Coming off initially as innocent and trustworthy, he reveals a core of jealousy and deceitfulness that makes it impossible to judge him.
The truly stunning thing about this novel is the voice. Edugyan dexterously incorporates the rhythms and ethos of jazz music into the protagonist’s voice, a mixture of Baltimore slang, jazz slang, and Hochdeutsch. The result is sensual, melodious and thrilling. The chaos of the war is made real through the liberal use of analogies and details, like knocked-out “teeth glowing like opals on the black cobblestones” or the “sky flash[ing] like a camera”. The images, violent and yet glamourised, give the whole novel a sense of poignant, twisted beauty. The dialogue is well-executed, too, oozing humour and warmth that lights up even the darkest situations — Chip, especially, has a joke for every occasion. At one point, the musicians take shelter inside a hollowed wall from Nazi inspectors, and absurdly, find themselves sharing a room with a cat which Chip immediately names “Dame Delilah the Second” after their new agent and Sid’s new obsession. The voice, expertly handled and never seeming unnatural, makes the characters and themes come alive, and pulls the reader into the world of jazz — into all its glamour, its glory, and its pain.

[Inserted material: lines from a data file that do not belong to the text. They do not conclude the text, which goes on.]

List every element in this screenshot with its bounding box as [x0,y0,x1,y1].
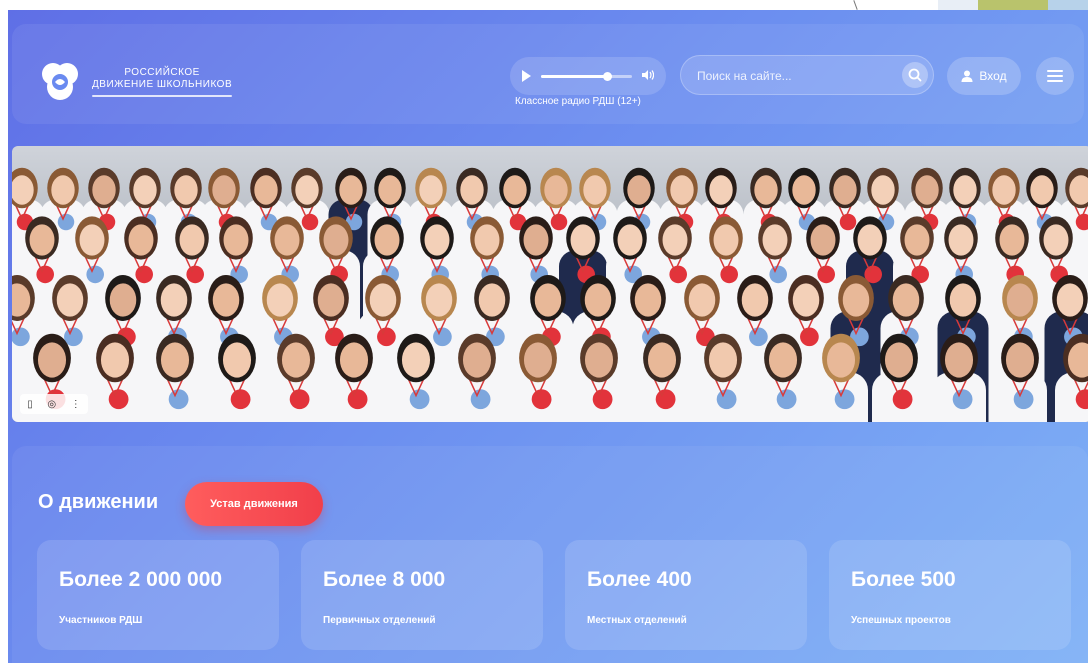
logo-line-2: Движение школьников [92,79,233,90]
photo-tools: ▯ ◎ ⋮ [20,394,88,414]
logo[interactable]: Российское Движение школьников [38,60,233,104]
more-icon[interactable]: ⋮ [71,399,81,410]
hamburger-menu-button[interactable] [1036,57,1074,95]
radio-progress-knob[interactable] [602,71,612,81]
search-button[interactable] [902,62,928,88]
search-box [680,55,934,96]
volume-icon[interactable] [642,69,655,83]
bookmark-icon[interactable]: ▯ [27,399,33,410]
stat-label: Первичных отделений [323,615,436,626]
login-button[interactable]: Вход [947,57,1021,95]
logo-icon [38,60,82,104]
stat-label: Успешных проектов [851,615,951,626]
stat-card[interactable]: Более 8 000 Первичных отделений [301,540,543,650]
login-label: Вход [979,69,1007,83]
search-input[interactable] [695,56,889,96]
stat-card[interactable]: Более 500 Успешных проектов [829,540,1071,650]
radio-player [510,57,666,95]
stat-value: Более 400 [587,568,692,591]
group-photo-illustration [12,167,1088,422]
search-icon [908,68,922,82]
stat-value: Более 500 [851,568,956,591]
stat-label: Участников РДШ [59,615,143,626]
logo-text: Российское Движение школьников [92,67,233,97]
play-icon[interactable] [522,70,531,82]
stat-label: Местных отделений [587,615,687,626]
user-icon [961,70,973,82]
logo-underline [92,95,233,97]
charter-button[interactable]: Устав движения [185,482,323,526]
camera-icon[interactable]: ◎ [47,399,56,410]
about-section: О движении Устав движения Более 2 000 00… [12,446,1088,663]
site-header: Российское Движение школьников Классное … [12,24,1084,124]
stat-value: Более 8 000 [323,568,446,591]
stat-card[interactable]: Более 400 Местных отделений [565,540,807,650]
hero-photo: ▯ ◎ ⋮ [12,146,1088,422]
radio-label: Классное радио РДШ (12+) [515,96,641,107]
radio-progress-fill [541,74,607,78]
logo-line-1: Российское [124,67,200,78]
radio-progress-track[interactable] [541,71,632,81]
about-title: О движении [38,491,159,513]
stat-card[interactable]: Более 2 000 000 Участников РДШ [37,540,279,650]
page-frame: Российское Движение школьников Классное … [8,10,1088,663]
top-right-decoration [848,0,1088,10]
stat-value: Более 2 000 000 [59,568,223,591]
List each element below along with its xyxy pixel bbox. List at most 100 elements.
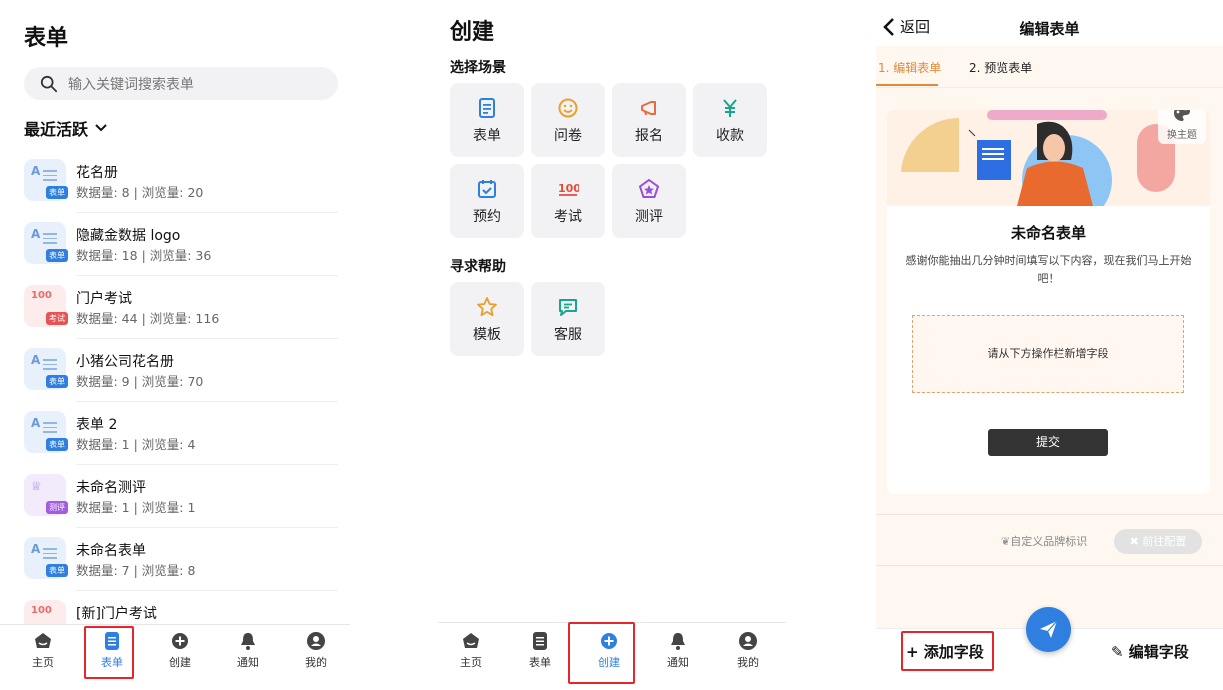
- icon-glyph: ♕: [31, 479, 42, 493]
- scene-card-survey[interactable]: 问卷: [531, 83, 605, 157]
- scene-label: 问卷: [554, 128, 582, 144]
- home-icon: [35, 633, 51, 648]
- scene-card-form[interactable]: 表单: [450, 83, 524, 157]
- scene-label: 表单: [473, 128, 501, 144]
- tab-edit-form[interactable]: 1. 编辑表单: [878, 59, 941, 76]
- icon-glyph: A: [31, 164, 41, 178]
- recent-label: 最近活跃: [24, 120, 89, 139]
- search-icon: [40, 75, 58, 92]
- item-meta: 数据量: 18 | 浏览量: 36: [76, 248, 212, 263]
- tab-label: 主页: [460, 656, 482, 669]
- tab-home[interactable]: 主页: [447, 631, 495, 670]
- brand-row: ❦自定义品牌标识 ✖ 前往配置: [876, 514, 1223, 566]
- tab-notifications[interactable]: 通知: [654, 631, 702, 670]
- icon-glyph: A: [31, 227, 41, 241]
- item-meta: 数据量: 9 | 浏览量: 70: [76, 374, 204, 389]
- tab-label: 表单: [529, 656, 551, 669]
- tab-label: 通知: [237, 656, 259, 669]
- form-type-icon: 100 考试: [24, 285, 68, 327]
- bell-icon: [671, 633, 685, 650]
- scene-card-payment[interactable]: 收款: [693, 83, 767, 157]
- chat-icon: [559, 299, 577, 316]
- megaphone-icon: [641, 101, 656, 116]
- chevron-down-icon: [95, 124, 107, 132]
- icon-glyph: 100: [31, 290, 52, 301]
- item-meta: 数据量: 1 | 浏览量: 1: [76, 500, 196, 515]
- publish-button[interactable]: [1026, 607, 1071, 652]
- user-icon: [739, 632, 757, 650]
- recent-filter-dropdown[interactable]: 最近活跃: [24, 116, 108, 140]
- item-meta: 数据量: 8 | 浏览量: 20: [76, 185, 204, 200]
- scene-card-booking[interactable]: 预约: [450, 164, 524, 238]
- help-card-template[interactable]: 模板: [450, 282, 524, 356]
- change-theme-button[interactable]: 换主题: [1158, 110, 1206, 144]
- close-icon: ✖: [1129, 535, 1143, 548]
- form-title[interactable]: 未命名表单: [887, 222, 1210, 243]
- icon-glyph: A: [31, 353, 41, 367]
- field-dropzone: 请从下方操作栏新增字段: [912, 315, 1184, 393]
- scene-label: 报名: [635, 128, 663, 144]
- type-tag: 表单: [46, 186, 68, 199]
- tab-create[interactable]: 创建: [156, 631, 204, 670]
- pencil-icon: ✎: [1111, 643, 1129, 661]
- tab-home[interactable]: 主页: [19, 631, 67, 670]
- palette-icon: [1174, 110, 1190, 121]
- item-meta: 数据量: 1 | 浏览量: 4: [76, 437, 196, 452]
- bottom-tab-bar: 主页 表单 创建 通知 我的: [0, 624, 350, 690]
- svg-text:100: 100: [558, 182, 579, 195]
- search-input[interactable]: 输入关键词搜索表单: [24, 67, 338, 100]
- goto-config-button[interactable]: ✖ 前往配置: [1114, 529, 1202, 554]
- tab-profile[interactable]: 我的: [292, 631, 340, 670]
- list-item[interactable]: A 表单 隐藏金数据 logo 数据量: 18 | 浏览量: 36: [24, 213, 338, 276]
- theme-banner: 换主题: [887, 110, 1210, 206]
- type-tag: 测评: [46, 501, 68, 514]
- bell-icon: [241, 633, 255, 650]
- pentagon-star-icon: [638, 178, 660, 198]
- item-name: 未命名测评: [76, 480, 146, 496]
- change-theme-label: 换主题: [1167, 130, 1197, 141]
- scene-card-exam[interactable]: 100 考试: [531, 164, 605, 238]
- item-name: 小猪公司花名册: [76, 354, 174, 370]
- list-item[interactable]: A 表单 未命名表单 数据量: 7 | 浏览量: 8: [24, 528, 338, 591]
- list-item[interactable]: 100 考试 门户考试 数据量: 44 | 浏览量: 116: [24, 276, 338, 339]
- search-placeholder: 输入关键词搜索表单: [68, 76, 194, 93]
- help-card-support[interactable]: 客服: [531, 282, 605, 356]
- tab-preview-form[interactable]: 2. 预览表单: [969, 59, 1032, 76]
- list-item[interactable]: ♕ 测评 未命名测评数据量: 1 | 浏览量: 1: [24, 465, 338, 528]
- step-tabs: 1. 编辑表单 2. 预览表单: [876, 46, 1223, 88]
- form-type-icon: A 表单: [24, 159, 68, 201]
- tab-notifications[interactable]: 通知: [224, 631, 272, 670]
- help-label: 客服: [554, 327, 582, 343]
- icon-glyph: A: [31, 542, 41, 556]
- tab-profile[interactable]: 我的: [724, 631, 772, 670]
- active-tab-indicator: [876, 84, 938, 86]
- scene-card-evaluation[interactable]: 测评: [612, 164, 686, 238]
- item-name: 未命名表单: [76, 543, 146, 559]
- item-name: 表单 2: [76, 417, 118, 433]
- doc-lines: [43, 422, 57, 436]
- goto-config-label: 前往配置: [1142, 535, 1187, 548]
- calendar-icon: [478, 180, 496, 198]
- doc-lines: [43, 359, 57, 373]
- form-icon: [533, 632, 547, 650]
- edit-field-button[interactable]: ✎ 编辑字段: [1111, 641, 1189, 662]
- list-item[interactable]: A 表单 小猪公司花名册 数据量: 9 | 浏览量: 70: [24, 339, 338, 402]
- scene-card-signup[interactable]: 报名: [612, 83, 686, 157]
- form-description[interactable]: 感谢你能抽出几分钟时间填写以下内容，现在我们马上开始吧！: [897, 252, 1200, 288]
- list-item[interactable]: A 表单 花名册 数据量: 8 | 浏览量: 20: [24, 150, 338, 213]
- hundred-score-icon: 100: [558, 182, 579, 196]
- highlight-box: [901, 631, 994, 671]
- page-title: 创建: [450, 20, 495, 45]
- list-item[interactable]: A 表单 表单 2 数据量: 1 | 浏览量: 4: [24, 402, 338, 465]
- tab-forms[interactable]: 表单: [516, 631, 564, 670]
- item-name: 隐藏金数据 logo: [76, 228, 181, 244]
- item-meta: 数据量: 7 | 浏览量: 8: [76, 563, 196, 578]
- star-icon: [477, 297, 497, 317]
- highlight-box: [568, 622, 635, 684]
- form-type-icon: A 表单: [24, 222, 68, 264]
- doc-lines: [43, 170, 57, 184]
- icon-glyph: 100: [31, 605, 52, 616]
- smile-icon: [558, 98, 578, 118]
- submit-button[interactable]: 提交: [988, 429, 1108, 456]
- custom-brand-label: ❦自定义品牌标识: [1001, 533, 1087, 549]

If the novel has been critiqued, it has been called unrealistic; to imagine this kind of passion and freedom existing in the bleakness of the Nazi era is a feat above some imaginations. However, bending our perceptions of history to allow for Edugyan’s interpretation is a worthwhile exercise. If anything, the novel shows that art can transcend reality to offer something refreshing and tantalising. Edugyan’s world is at once gritty, frightening, and thoroughly compelling, her talent worthy of note.